In [1]:
from IPython.core.interactiveshell import InteractiveShell
InteractiveShell.ast_node_interactivity = "all"

In [2]:
_ = """
Any running Python program has many dictionaries active at the same time, even if the user’s program code doesn’t explicitly use a dictionary
Hash tables are the engines behind Python’s high-performance dicts.
We also cover sets in this chapter because they are implemented with hash tables as well.
"""

In [3]:
# generic mapping types
_ = """
An object is hashable if it has a hash value which never changes during its lifetime (it
needs a __hash__() method), and can be compared to other objects (it needs an
__eq__() method).
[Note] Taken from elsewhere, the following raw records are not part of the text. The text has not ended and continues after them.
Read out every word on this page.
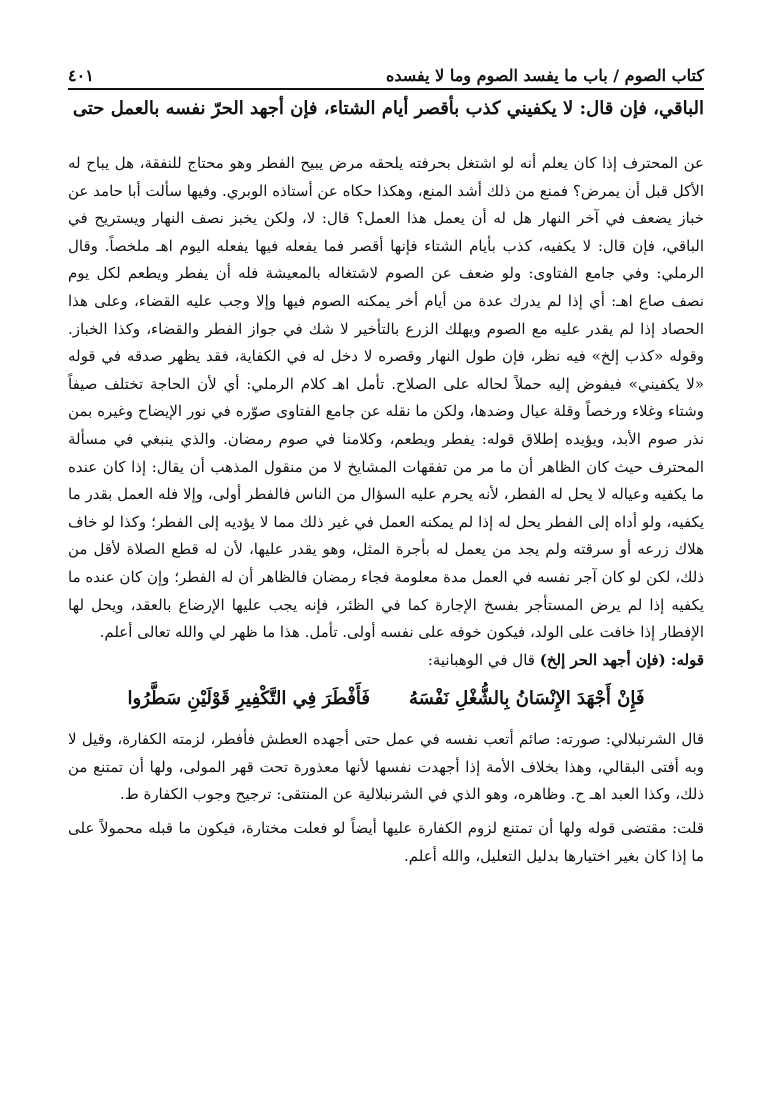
كتاب الصوم / باب ما يفسد الصوم وما لا يفسده
٤٠١
الباقي، فإن قال: لا يكفيني كذب بأقصر أيام الشتاء، فإن أجهد الحرّ نفسه بالعمل حتى

عن المحترف إذا كان يعلم أنه لو اشتغل بحرفته يلحقه مرض يبيح الفطر وهو محتاج للنفقة، هل يباح له الأكل قبل أن يمرض؟ فمنع من ذلك أشد المنع، وهكذا حكاه عن أستاذه الوبري. وفيها سألت أبا حامد عن خباز يضعف في آخر النهار هل له أن يعمل هذا العمل؟ قال: لا، ولكن يخبز نصف النهار ويستريح في الباقي، فإن قال: لا يكفيه، كذب بأيام الشتاء فإنها أقصر فما يفعله فيها يفعله اليوم اهـ ملخصاً. وقال الرملي: وفي جامع الفتاوى: ولو ضعف عن الصوم لاشتغاله بالمعيشة فله أن يفطر ويطعم لكل يوم نصف صاع اهـ: أي إذا لم يدرك عدة من أيام أخر يمكنه الصوم فيها وإلا وجب عليه القضاء، وعلى هذا الحصاد إذا لم يقدر عليه مع الصوم ويهلك الزرع بالتأخير لا شك في جواز الفطر والقضاء، وكذا الخباز. وقوله «كذب إلخ» فيه نظر، فإن طول النهار وقصره لا دخل له في الكفاية، فقد يظهر صدقه في قوله «لا يكفيني» فيفوض إليه حملاً لحاله على الصلاح. تأمل اهـ كلام الرملي: أي لأن الحاجة تختلف صيفاً وشتاء وغلاء ورخصاً وقلة عيال وضدها، ولكن ما نقله عن جامع الفتاوى صوّره في نور الإيضاح وغيره بمن نذر صوم الأبد، ويؤيده إطلاق قوله: يفطر ويطعم، وكلامنا في صوم رمضان. والذي ينبغي في مسألة المحترف حيث كان الظاهر أن ما مر من تفقهات المشايخ لا من منقول المذهب أن يقال: إذا كان عنده ما يكفيه وعياله لا يحل له الفطر، لأنه يحرم عليه السؤال من الناس فالفطر أولى، وإلا فله العمل بقدر ما يكفيه، ولو أداه إلى الفطر يحل له إذا لم يمكنه العمل في غير ذلك مما لا يؤديه إلى الفطر؛ وكذا لو خاف هلاك زرعه أو سرقته ولم يجد من يعمل له بأجرة المثل، وهو يقدر عليها، لأن له قطع الصلاة لأقل من ذلك، لكن لو كان آجر نفسه في العمل مدة معلومة فجاء رمضان فالظاهر أن له الفطر؛ وإن كان عنده ما يكفيه إذا لم يرض المستأجر بفسخ الإجارة كما في الظئر، فإنه يجب عليها الإرضاع بالعقد، ويحل لها الإفطار إذا خافت على الولد، فيكون خوفه على نفسه أولى. تأمل. هذا ما ظهر لي والله تعالى أعلم.

قوله: (فإن أجهد الحر إلخ) قال في الوهبانية:

فَإِنْ أَجْهَدَ الإِنْسَانُ بِالشُّغْلِ نَفْسَهُ
فَأَفْطَرَ فِي التَّكْفِيرِ قَوْلَيْنِ سَطَّرُوا

قال الشرنبلالي: صورته: صائم أتعب نفسه في عمل حتى أجهده العطش فأفطر، لزمته الكفارة، وقيل لا وبه أفتى البقالي، وهذا بخلاف الأمة إذا أجهدت نفسها لأنها معذورة تحت قهر المولى، ولها أن تمتنع من ذلك، وكذا العبد اهـ ح. وظاهره، وهو الذي في الشرنبلالية عن المنتقى: ترجيح وجوب الكفارة ط.

قلت: مقتضى قوله ولها أن تمتنع لزوم الكفارة عليها أيضاً لو فعلت مختارة، فيكون ما قبله محمولاً على ما إذا كان بغير اختيارها بدليل التعليل، والله أعلم.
Hashable objects which compare equal must have the same hash
value. […]
the atomic immutable types(str, bytes, numeric types) are all hashable.
A frozen set is always hashable
A tuple is hashable only if all its items are hashable

User-defined types are hashable by default because their hash value is their id() and
they all compare not equal. If an object implements a custom __eq__ that takes into
account its internal state, it may be hashable only if all its attributes are immutable.
"""
a = dict(one=1, two=2, three=3)
b = {'one': 1, 'two': 2, 'three': 3}
c = dict(zip(['one', 'two', 'three'], [1, 2, 3]))
d = dict([('two', 2), ('one', 1), ('three', 3)])
e = dict({'three': 3, 'one': 1, 'two': 2})
a == b == c == d == e

True

In [14]:
# dict comprehensions
DIAL_CODES = [
        (86, 'China'),
        (91, 'India'),
        (1, 'United States'),
        (62, 'Indonesia'),
        (55, 'Brazil'),
        (92, 'Pakistan'),
        (880, 'Bangladesh'),
        (234, 'Nigeria'),
        (7, 'Russia'),
        (81, 'Japan'),
    ]
country_code = {country: code for code, country in DIAL_CODES}
country_code

{'China': 86,
 'India': 91,
 'United States': 1,
 'Indonesia': 62,
 'Brazil': 55,
 'Pakistan': 92,
 'Bangladesh': 880,
 'Nigeria': 234,
 'Russia': 7,
 'Japan': 81}

In [15]:
_ = """
The way update handles its first argument m is a prime example of duck typing: it first
checks whether m has a keys method and, if it does, assumes it is a mapping. Otherwise,
update falls back to iterating over m, assuming its items are (key, value) pairs. The
constructor for most Python mappings uses the logic of update internally, which means
they can be initialized from other mappings or from any iterable object producing (key,
value) pairs.
"""
country_code
country_code.values()
country_code.popitem()

{'China': 86,
 'India': 91,
 'United States': 1,
 'Indonesia': 62,
 'Brazil': 55,
 'Pakistan': 92,
 'Bangladesh': 880,
 'Nigeria': 234,
 'Russia': 7,
 'Japan': 81}

dict_values([86, 91, 1, 62, 55, 92, 880, 234, 7, 81])

('Japan', 81)

In [16]:
# handling missing keys with setdefault
d = {'r': 1, 'o': 2}
d.get('oo', 0)
d.setdefault('oo', 2)
d.get('oo', 0)

0

2

2

In [9]:
# mappings with flexible key lookup
_ = """
Sometimes it is convenient to have mappings that return some made-up value when a
missing key is searched. There are two main approaches to this: one is to use a default
dict instead of a plain dict. The other is to subclass dict or any other mapping type
and add a __missing__ method. Both solutions are covered next
"""
# defaultdict
_ = """
Here is how it works: when instantiating a defaultdict, you provide a callable that is
used to produce a default value whenever __getitem__ is passed a nonexistent key
argument.

when dd = defaultdict(list)
1. Calls list() to create a new list.
2. Inserts the list into dd using 'new-key' as key.
3. Returns a reference to that list.

The callable that produces the default values is held in an instance attribute called
default_factory and is only invoked to provide default values for __getitem__ calls
dd[k] will call but dd.get(k) will not
"""
from collections import defaultdict

dd = defaultdict(list)
dd[2]
dd.get(3)

[]

In [None]:
# the __missing__ method
_ = """
Underlying the way mappings deal with missing keys is the aptly named __missing__
method. This method is not defined in the base dict class, but dict is aware of it: if you
subclass dict and provide a __missing__ method, the standard dict.__getitem__ will
call it whenever a key is not found, instead of raising KeyError.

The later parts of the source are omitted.